見孫姑姑要走,青蘿太后便又出聲:「等等!」
「是!」
孫姑姑腳步頓下,轉身看向青蘿太后,靜等著她接下來的吩咐。
青蘿太后眉梢輕抬,緩緩閉上眼睛問道:「哀家的皇孫怎麼樣了?」
聞言,孫姑姑垂眸斂目,再次躬身回道:「回太后的話,皇長子由乳母照拂,除去早些時候有些哭鬧,這會兒睡得極是香甜!伶貴妃道是慈寧宮裡停有皇后靈柩,陰氣太重,便做主將皇長子送去了她那裡。豐」
因孫姑姑的話,青蘿太后微睜了睜眼。
想起陳鶯素日柔柔弱弱,如今卻也知道何為先下手為強,她唇角輕掀:「她倒是機靈的很!」
「如若不然……」
孫姑姑仔細端詳著青蘿太后的面色,有幾分猶豫道:「奴婢,到將皇長子接回來……」
「不必了!」
青蘿太后輕擺了擺手,眸華輕抬,對上孫姑姑的雙眼:「死了一個雲紫璃,等皇上回來,還指不定如何鬧呢,這個時候,他留在哀家宮裡,沒事倒好,萬一有事,縱是哀家也不好交代,便是在她那邊,也需吩咐乳母一定要小心餵養才好。」
「諾!」
孫姑姑微微頷首,道:「方才貴妃娘娘,已然親自吩咐過了。」
「嗯……」
青蘿太后心下略略安心幾分,思忖片刻,復又問道:「大長公主呢?」
孫姑姑眉心一皺,又回:「今兒一早,又餵了一回五石散,如今早已神志不清,奴婢親自去看過,披頭散髮,胡言亂語,一副瘋瘋癲癲模樣。」
「哼……」
想到安陽大長公主以前不可一世的樣子,青蘿太后鼻息間冷冷一哼,滿意地閉了閉眼,眉頭緊皺道:「算算時間,皇上的聖駕,這一兩日便會回宮,你仔細著這幾日裡,多餵她一些五石散。
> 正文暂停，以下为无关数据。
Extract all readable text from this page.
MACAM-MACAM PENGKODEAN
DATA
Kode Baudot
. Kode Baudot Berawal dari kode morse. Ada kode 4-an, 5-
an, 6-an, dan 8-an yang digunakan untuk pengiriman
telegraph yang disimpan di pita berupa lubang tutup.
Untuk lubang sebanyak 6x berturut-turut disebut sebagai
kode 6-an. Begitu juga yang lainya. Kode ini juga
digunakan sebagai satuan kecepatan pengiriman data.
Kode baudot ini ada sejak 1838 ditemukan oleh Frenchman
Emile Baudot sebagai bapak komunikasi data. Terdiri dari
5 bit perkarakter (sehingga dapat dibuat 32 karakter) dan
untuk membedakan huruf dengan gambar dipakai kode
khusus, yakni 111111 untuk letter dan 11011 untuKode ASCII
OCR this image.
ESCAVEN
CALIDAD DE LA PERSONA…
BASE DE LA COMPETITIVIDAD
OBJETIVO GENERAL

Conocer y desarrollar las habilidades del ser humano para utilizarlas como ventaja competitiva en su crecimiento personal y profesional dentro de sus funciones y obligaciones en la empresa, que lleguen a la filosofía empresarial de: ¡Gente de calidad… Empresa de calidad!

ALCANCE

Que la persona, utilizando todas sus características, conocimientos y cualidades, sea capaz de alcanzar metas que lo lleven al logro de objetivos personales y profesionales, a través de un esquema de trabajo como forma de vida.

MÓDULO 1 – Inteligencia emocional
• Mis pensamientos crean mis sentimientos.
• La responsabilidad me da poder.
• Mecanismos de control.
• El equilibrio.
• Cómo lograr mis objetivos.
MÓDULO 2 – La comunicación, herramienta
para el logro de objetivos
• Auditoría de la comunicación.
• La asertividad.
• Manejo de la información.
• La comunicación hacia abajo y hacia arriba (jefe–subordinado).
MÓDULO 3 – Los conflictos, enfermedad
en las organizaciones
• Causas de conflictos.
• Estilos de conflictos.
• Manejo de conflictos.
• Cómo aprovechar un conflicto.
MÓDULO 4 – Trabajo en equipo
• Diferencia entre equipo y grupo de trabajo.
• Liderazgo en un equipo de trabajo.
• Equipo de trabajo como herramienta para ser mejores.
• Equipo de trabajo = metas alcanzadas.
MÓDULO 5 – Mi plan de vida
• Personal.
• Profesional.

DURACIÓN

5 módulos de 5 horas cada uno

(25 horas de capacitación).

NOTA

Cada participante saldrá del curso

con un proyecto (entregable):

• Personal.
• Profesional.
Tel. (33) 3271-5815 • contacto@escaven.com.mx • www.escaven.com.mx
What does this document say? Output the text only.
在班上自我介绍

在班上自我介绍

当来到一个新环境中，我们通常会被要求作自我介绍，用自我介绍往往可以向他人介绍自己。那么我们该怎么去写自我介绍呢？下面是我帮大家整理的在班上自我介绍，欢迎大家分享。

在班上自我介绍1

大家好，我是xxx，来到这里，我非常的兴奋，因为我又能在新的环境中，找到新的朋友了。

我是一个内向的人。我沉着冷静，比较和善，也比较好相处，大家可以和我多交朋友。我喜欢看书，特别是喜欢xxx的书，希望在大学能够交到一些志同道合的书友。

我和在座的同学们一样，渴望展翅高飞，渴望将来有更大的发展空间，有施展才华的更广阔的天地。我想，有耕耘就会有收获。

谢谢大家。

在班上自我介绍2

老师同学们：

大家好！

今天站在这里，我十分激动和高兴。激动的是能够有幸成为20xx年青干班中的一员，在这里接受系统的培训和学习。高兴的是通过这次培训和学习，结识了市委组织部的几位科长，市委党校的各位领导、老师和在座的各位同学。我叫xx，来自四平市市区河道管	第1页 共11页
」
「奴婢曉得!」
孫姑姑又點了點頭,這才轉身離去,返回了大殿。
大殿內,哭聲陣陣,到處都瀰漫著哀傷的氣氛,在殿內稍一立足,孫姑姑的視線落在靈榻之上,不由眼神微暗。
想到過去幾年,雲紫璃為拈花宮效力時,她們之間多有接觸,那個時候她總是感嘆,那麼美的人兒,也不知會嫁了誰,卻不想如今……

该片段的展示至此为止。